Lauer, J., Lupas, A., & Zerial, M. (2017). Structural Dynamics of the Rab5-Modulated Coiled-Coil Protein EEA1 Revealed by Hydrogen-Deuterium Exchange Mass Spectrometry. In 7th Alpbach Workshop: Coiled Coil, Fibrous and Repeat Proteins (pp. 39).


Cite as: https://hdl.handle.net/21.11116/0000-000B-6F09-0
Abstract
Intracellular trafficking of endosomes requires the cooperation of many soluble and membrane-bound components. The small GTPase Rab5 recruits a set of cytosolic effector molecules on the early endosome necessary for endosome biogenesis. Among them is the early endosome-associated autoantigen 1 (EEA1), whose homodimeric architecture consists of an N-terminal C2H2 Zn-finger followed by ~1200 residues of coiled coil, and a C-terminal FYVE domain. EEA1 binding to active Rab5, phosphatidylinositol 3-phosphate (PI3P), and syntaxins 6 and 13, helps regulate endosome tethering and fusion.

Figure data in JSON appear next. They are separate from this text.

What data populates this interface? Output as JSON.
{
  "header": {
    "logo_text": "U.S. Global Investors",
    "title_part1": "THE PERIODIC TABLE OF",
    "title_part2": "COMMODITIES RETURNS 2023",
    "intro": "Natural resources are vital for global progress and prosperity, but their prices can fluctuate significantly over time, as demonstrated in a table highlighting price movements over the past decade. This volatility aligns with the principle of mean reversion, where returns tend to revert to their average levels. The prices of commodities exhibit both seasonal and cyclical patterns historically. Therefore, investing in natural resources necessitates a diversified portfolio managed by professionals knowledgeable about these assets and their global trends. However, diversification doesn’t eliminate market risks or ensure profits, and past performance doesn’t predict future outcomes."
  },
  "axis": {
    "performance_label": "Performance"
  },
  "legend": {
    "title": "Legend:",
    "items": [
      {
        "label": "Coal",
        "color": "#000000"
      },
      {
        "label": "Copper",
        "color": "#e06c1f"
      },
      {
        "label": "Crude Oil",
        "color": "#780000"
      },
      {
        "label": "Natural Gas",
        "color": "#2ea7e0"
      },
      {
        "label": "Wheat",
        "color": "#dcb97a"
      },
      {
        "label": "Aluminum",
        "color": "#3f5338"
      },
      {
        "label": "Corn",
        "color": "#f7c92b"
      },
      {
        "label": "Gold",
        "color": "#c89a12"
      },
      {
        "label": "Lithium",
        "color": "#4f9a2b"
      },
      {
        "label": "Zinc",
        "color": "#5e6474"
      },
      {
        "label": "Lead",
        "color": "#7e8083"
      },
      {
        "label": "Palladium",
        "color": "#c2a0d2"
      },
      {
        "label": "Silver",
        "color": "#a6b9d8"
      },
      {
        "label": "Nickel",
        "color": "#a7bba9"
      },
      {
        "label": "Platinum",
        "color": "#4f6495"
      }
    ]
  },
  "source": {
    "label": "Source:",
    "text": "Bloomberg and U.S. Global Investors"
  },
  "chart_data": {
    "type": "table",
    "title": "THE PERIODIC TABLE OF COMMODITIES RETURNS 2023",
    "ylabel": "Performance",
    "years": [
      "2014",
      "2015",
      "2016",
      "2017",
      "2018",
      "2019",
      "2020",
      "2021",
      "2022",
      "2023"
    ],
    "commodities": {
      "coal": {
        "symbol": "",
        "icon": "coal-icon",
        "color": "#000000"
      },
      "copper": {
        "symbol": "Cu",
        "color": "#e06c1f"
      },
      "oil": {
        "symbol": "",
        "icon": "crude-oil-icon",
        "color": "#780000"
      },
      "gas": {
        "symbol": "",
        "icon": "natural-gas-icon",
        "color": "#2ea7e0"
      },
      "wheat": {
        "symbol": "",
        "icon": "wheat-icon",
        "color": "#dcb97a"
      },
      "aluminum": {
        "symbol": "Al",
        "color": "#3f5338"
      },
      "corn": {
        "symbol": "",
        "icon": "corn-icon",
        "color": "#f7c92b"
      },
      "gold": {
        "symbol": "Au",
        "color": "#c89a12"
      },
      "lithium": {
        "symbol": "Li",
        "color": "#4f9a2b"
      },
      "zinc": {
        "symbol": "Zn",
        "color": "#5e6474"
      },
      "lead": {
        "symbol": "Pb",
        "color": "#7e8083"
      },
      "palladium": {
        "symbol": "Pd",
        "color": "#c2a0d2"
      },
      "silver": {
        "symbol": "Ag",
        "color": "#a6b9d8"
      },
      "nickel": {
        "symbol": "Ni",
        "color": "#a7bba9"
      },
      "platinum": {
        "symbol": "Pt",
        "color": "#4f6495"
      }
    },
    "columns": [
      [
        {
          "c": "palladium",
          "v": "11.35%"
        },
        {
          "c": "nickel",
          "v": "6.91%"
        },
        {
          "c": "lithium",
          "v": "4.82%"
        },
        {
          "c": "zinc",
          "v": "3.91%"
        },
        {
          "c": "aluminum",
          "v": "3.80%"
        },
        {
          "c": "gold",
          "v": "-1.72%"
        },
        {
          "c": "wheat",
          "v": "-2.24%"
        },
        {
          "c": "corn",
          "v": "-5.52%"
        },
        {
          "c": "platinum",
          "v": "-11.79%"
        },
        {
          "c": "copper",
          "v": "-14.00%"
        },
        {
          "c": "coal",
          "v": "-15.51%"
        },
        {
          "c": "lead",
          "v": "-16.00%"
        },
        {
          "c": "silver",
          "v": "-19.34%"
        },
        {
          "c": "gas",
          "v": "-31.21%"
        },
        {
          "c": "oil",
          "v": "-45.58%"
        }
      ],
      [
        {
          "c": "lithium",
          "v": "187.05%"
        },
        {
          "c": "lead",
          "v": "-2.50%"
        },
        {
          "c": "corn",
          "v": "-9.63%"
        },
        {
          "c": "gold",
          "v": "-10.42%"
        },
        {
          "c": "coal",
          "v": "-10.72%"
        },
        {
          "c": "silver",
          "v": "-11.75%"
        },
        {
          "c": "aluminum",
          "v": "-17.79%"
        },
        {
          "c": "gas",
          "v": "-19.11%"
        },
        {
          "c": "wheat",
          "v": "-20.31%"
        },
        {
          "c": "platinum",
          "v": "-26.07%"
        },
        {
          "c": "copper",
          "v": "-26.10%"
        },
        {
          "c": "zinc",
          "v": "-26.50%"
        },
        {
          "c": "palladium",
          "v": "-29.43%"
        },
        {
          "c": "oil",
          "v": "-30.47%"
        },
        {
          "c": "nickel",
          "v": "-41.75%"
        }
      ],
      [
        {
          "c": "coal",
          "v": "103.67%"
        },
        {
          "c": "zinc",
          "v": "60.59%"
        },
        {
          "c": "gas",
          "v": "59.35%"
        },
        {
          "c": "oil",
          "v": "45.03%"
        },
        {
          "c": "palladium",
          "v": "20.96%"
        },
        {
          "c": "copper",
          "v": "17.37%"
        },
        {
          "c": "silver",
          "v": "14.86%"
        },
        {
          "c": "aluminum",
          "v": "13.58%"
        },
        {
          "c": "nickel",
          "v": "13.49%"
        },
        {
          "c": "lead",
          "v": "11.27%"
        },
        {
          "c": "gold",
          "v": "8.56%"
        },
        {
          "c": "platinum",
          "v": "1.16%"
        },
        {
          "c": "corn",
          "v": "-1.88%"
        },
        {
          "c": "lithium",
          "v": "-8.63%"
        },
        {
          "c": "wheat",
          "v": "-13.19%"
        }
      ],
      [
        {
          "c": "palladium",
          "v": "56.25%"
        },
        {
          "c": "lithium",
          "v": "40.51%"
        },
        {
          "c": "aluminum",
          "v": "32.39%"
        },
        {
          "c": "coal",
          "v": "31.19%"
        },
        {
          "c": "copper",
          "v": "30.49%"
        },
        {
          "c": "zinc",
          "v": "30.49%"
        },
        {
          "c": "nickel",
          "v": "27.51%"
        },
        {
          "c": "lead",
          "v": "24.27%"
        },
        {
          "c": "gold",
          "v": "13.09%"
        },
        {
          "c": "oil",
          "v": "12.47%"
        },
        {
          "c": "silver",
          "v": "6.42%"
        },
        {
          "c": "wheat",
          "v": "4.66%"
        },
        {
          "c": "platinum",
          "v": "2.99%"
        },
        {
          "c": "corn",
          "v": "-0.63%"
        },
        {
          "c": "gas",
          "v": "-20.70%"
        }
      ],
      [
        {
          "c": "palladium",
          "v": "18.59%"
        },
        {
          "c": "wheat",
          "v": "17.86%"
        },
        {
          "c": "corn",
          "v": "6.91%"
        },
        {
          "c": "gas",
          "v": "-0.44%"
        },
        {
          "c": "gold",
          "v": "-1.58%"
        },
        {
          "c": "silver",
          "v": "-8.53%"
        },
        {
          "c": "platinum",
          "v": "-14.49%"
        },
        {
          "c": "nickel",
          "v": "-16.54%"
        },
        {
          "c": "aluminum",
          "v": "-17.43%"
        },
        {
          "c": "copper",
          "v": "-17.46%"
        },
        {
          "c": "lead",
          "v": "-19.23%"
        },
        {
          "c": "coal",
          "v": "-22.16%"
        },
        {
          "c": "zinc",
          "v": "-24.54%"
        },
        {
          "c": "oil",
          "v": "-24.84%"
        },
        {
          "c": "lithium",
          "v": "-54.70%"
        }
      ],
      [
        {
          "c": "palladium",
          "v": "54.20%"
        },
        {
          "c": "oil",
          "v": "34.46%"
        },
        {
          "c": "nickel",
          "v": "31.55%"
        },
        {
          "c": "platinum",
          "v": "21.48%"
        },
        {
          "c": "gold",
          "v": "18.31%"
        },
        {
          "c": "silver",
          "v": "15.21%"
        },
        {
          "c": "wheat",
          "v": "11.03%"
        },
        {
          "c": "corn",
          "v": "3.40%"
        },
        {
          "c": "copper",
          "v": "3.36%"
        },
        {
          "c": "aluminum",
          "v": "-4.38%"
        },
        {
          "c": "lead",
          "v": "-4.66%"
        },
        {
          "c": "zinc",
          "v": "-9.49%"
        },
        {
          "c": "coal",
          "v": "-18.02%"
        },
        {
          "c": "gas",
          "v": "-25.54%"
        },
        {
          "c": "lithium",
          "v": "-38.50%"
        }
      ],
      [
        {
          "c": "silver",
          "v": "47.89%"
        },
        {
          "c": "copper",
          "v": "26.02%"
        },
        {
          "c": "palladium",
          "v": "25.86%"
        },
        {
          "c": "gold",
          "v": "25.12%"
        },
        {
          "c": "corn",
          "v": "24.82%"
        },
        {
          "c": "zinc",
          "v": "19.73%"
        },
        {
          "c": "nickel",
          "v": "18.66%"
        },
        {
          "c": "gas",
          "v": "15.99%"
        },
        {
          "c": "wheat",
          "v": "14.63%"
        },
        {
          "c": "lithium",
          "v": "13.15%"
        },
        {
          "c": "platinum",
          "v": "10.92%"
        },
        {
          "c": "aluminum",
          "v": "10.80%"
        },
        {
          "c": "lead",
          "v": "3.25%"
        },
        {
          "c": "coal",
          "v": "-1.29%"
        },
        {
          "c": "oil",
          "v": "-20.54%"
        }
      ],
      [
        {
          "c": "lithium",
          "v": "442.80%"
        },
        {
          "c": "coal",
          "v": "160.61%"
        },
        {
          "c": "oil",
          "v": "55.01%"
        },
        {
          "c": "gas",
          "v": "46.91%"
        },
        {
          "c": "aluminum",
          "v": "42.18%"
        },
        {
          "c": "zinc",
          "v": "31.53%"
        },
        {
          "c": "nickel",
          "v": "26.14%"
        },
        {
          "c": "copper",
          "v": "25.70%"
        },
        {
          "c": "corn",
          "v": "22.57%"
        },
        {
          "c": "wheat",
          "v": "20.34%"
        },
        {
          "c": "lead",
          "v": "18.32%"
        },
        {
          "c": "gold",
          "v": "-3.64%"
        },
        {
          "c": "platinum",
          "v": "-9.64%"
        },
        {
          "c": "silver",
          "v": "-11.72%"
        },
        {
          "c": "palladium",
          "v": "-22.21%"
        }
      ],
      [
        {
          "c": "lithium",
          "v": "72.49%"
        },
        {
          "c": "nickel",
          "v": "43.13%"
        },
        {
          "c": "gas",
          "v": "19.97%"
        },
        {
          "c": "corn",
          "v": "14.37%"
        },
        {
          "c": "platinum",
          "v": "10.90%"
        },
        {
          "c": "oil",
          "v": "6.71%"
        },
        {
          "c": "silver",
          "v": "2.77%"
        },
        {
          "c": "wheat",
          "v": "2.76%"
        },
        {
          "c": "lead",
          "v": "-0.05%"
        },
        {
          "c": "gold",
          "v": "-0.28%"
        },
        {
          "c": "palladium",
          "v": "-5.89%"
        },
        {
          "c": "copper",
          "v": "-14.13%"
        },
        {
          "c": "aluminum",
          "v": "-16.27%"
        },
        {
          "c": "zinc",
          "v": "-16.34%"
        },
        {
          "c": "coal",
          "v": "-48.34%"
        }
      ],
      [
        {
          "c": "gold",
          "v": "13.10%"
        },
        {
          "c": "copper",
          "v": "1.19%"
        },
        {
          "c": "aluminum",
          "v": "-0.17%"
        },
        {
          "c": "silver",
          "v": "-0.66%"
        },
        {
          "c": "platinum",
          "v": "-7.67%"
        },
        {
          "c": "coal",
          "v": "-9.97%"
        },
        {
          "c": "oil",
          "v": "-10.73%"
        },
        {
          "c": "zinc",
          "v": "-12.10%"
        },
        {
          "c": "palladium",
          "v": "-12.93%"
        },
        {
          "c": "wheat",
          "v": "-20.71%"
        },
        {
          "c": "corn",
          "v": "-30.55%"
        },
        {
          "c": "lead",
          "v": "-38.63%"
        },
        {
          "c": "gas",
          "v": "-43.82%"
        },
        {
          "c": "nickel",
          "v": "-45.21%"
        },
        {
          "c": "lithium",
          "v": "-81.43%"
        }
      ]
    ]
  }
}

This study utilized hydrogen deuterium exchange mass spectrometry (HDX-MS) to study the backbone dynamics of EEA1 and how they are regulated by Rab5 binding. Various mutants of EEA1 were generated to modulate coiled-coil stability. This produced valuable insights into how the fine-tuning of the coiled-coil structure controls binding events. We also found allosteric modulation of the coiled-coil structure upon binding Rab5 and noted that this allosteric modulation could be controlled by altering the stability of the coiled-coil.